Investment is probably one of Russia's major problems for the years to come, in addition to inflation: it is very expensive for Russian companies to take on debt to invest currently given the prohibitive interest rates practiced, with the Russian central bank maintaining a key rate at
16% for the moment . For many Russian companies, there are no possible investments either with debt ratios which have exploded due to the fall in valuations: the RTSI stock index is down 40% compared to October 2021 (the MOEX index lost nearly 25% over the same period), date of the first concerns about a Russian invasion of Ukraine, knowing in addition that the real valuation of Russian companies, particularly those recently placed under government responsibility , is highly
questionable .
Added to this internal constraint in Russia is
the fall in foreign investments in Russia, in reality representing a real disinvestment given the sales of assets of companies leaving Russia: $27 billion in foreign investments in 2021, against 40 billion withdrawals in 2022 and 8 billion in 2023. The consequences of the labor shortage and limited investments in infrastructure (
1.3% of GDP between 1995 and 2016 ) are starting
to be seen , to the point that even the
Russian media were forced to talk about serial accidents on urban heating networks, among other things.

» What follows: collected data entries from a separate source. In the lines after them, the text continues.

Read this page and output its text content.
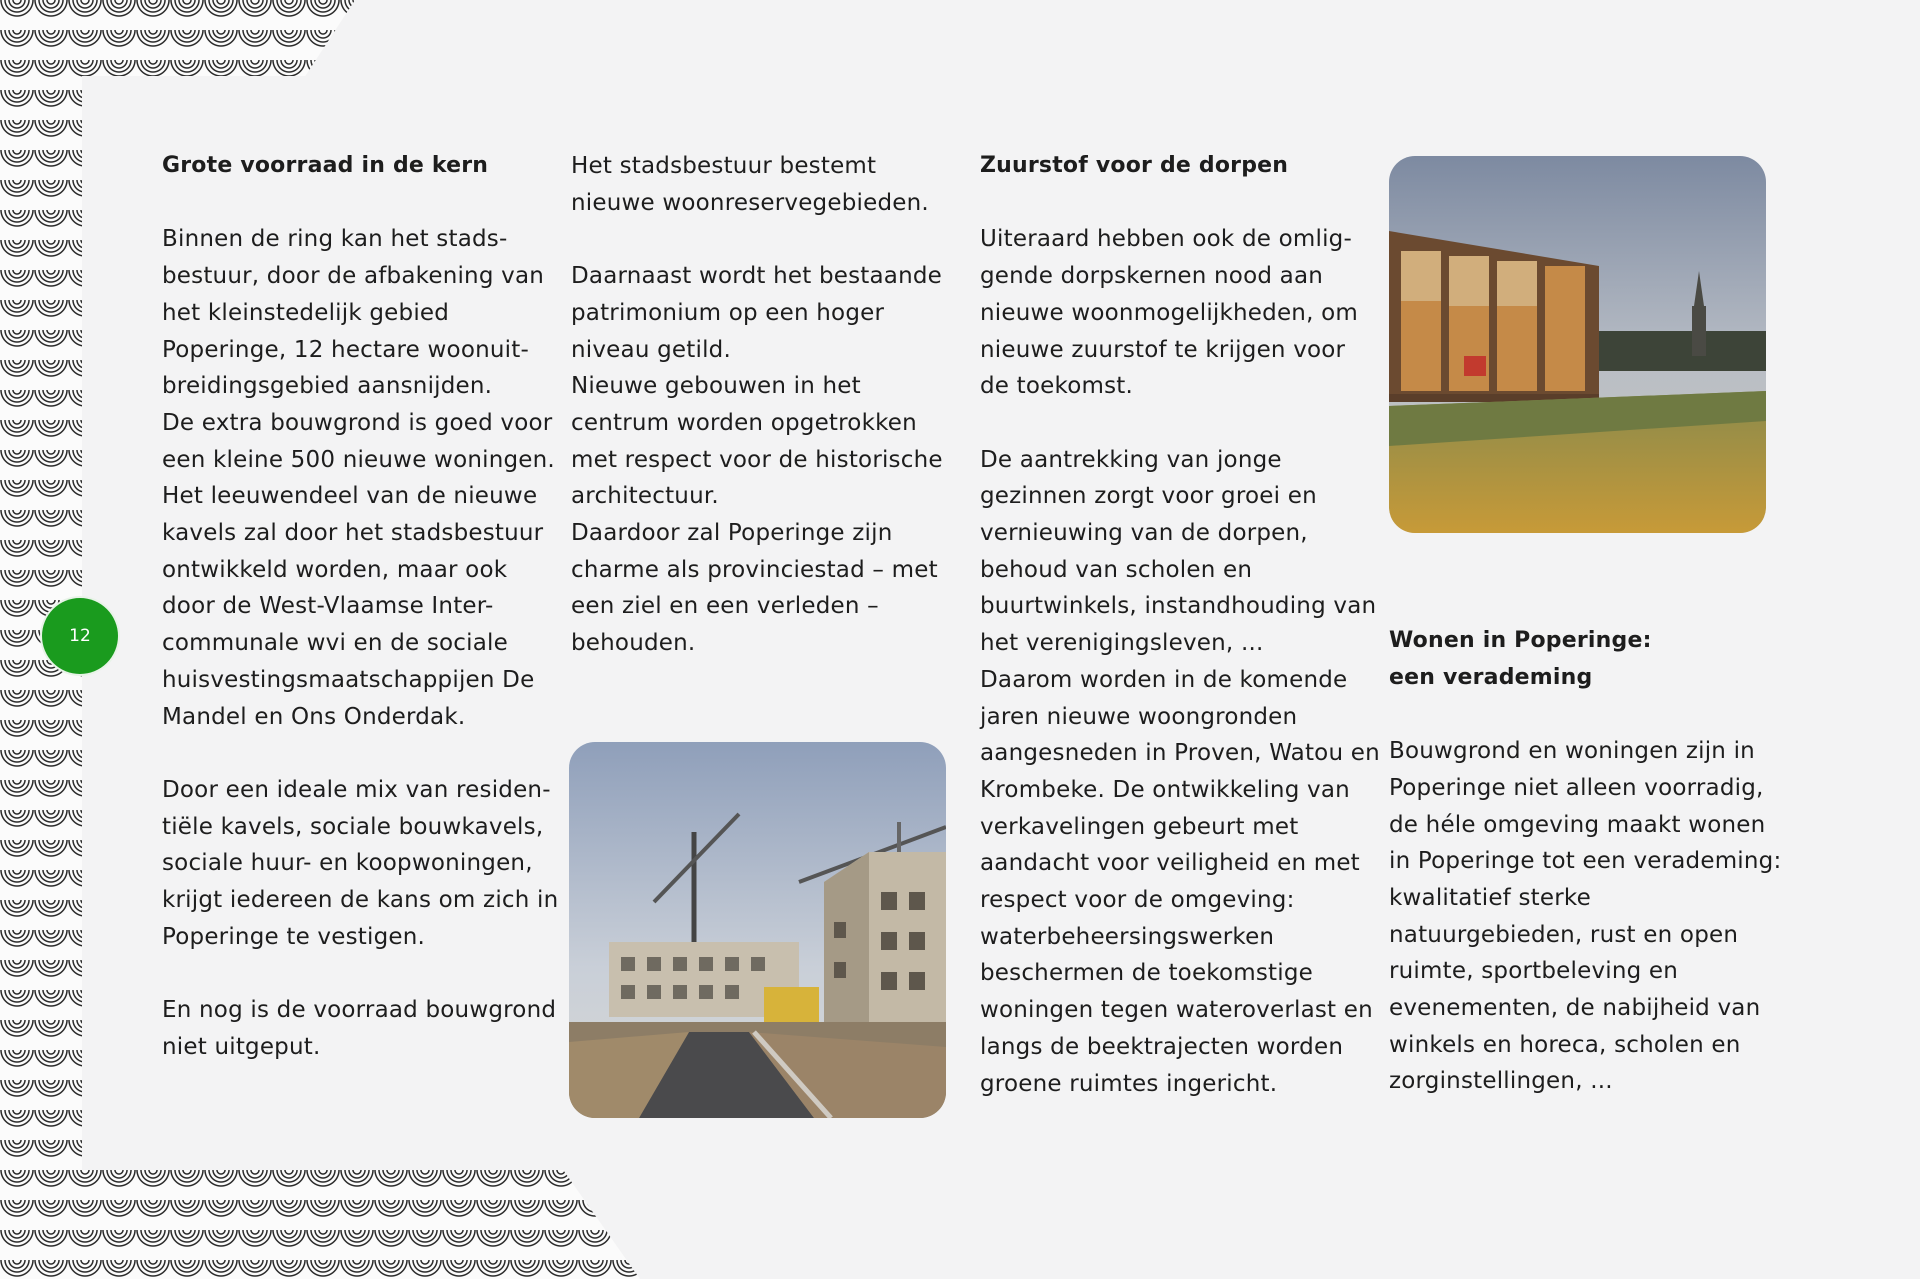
12
Grote voorraad in de kern

Binnen de ring kan het stads-bestuur, door de afbakening van het kleinstedelijk gebied Poperinge, 12 hectare woonuit-breidingsgebied aansnijden.

De extra bouwgrond is goed voor een kleine 500 nieuwe woningen. Het leeuwendeel van de nieuwe kavels zal door het stadsbestuur ontwikkeld worden, maar ook door de West-Vlaamse Inter-communale wvi en de sociale huisvestingsmaatschappijen De Mandel en Ons Onderdak.

Door een ideale mix van residen-tiële kavels, sociale bouwkavels, sociale huur- en koopwoningen, krijgt iedereen de kans om zich in Poperinge te vestigen.

En nog is de voorraad bouwgrond niet uitgeput.

Het stadsbestuur bestemt nieuwe woonreservegebieden.

Daarnaast wordt het bestaande patrimonium op een hoger niveau getild.

Nieuwe gebouwen in het centrum worden opgetrokken met respect voor de historische architectuur.

Daardoor zal Poperinge zijn charme als provinciestad – met een ziel en een verleden – behouden.

Zuurstof voor de dorpen

Uiteraard hebben ook de omlig-gende dorpskernen nood aan nieuwe woonmogelijkheden, om nieuwe zuurstof te krijgen voor de toekomst.

De aantrekking van jonge gezinnen zorgt voor groei en vernieuwing van de dorpen, behoud van scholen en buurtwinkels, instandhouding van het verenigingsleven, ...

Daarom worden in de komende jaren nieuwe woongronden aangesneden in Proven, Watou en Krombeke. De ontwikkeling van verkavelingen gebeurt met aandacht voor veiligheid en met respect voor de omgeving: waterbeheersingswerken beschermen de toekomstige woningen tegen wateroverlast en langs de beektrajecten worden groene ruimtes ingericht.

Wonen in Poperinge:
een verademing

Bouwgrond en woningen zijn in Poperinge niet alleen voorradig, de héle omgeving maakt wonen in Poperinge tot een verademing: kwalitatief sterke natuurgebieden, rust en open ruimte, sportbeleving en evenementen, de nabijheid van winkels en horeca, scholen en zorginstellingen, ...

Concerning inflation, this is the BCR's number one concern for the years to come. In
November 2023 , when presenting its forecasts for 2024, the BCR mentioned a “Risk scenario” in these terms: if inflation becomes “out of control”, the BCR could then be required to raise its key rate to 16 or 17% in 2024. This was a month before raising its key rate to 16%, with inflation in 2023 estimated at 7.5%, far from the range of 4 to 4.5% desired by the BCR. Still according to the BCR, which chooses
its words carefully , the persistence of high inflation is due to “domestic demand which exceeds the growth in production capacity for goods and services much more than estimated”. However, given the labor shortage, the fall in certain investments (
$315 billion in “stocks” of foreign direct investments in September 2023 compared to 442 in December 2022 for example) and the ambitions of the Kremlin to further increase military spending in 2024, it is very unlikely that inflation will decrease in 2024. In January 2024, the BCR reported inflation still being high during its
first press release of the year on this subject.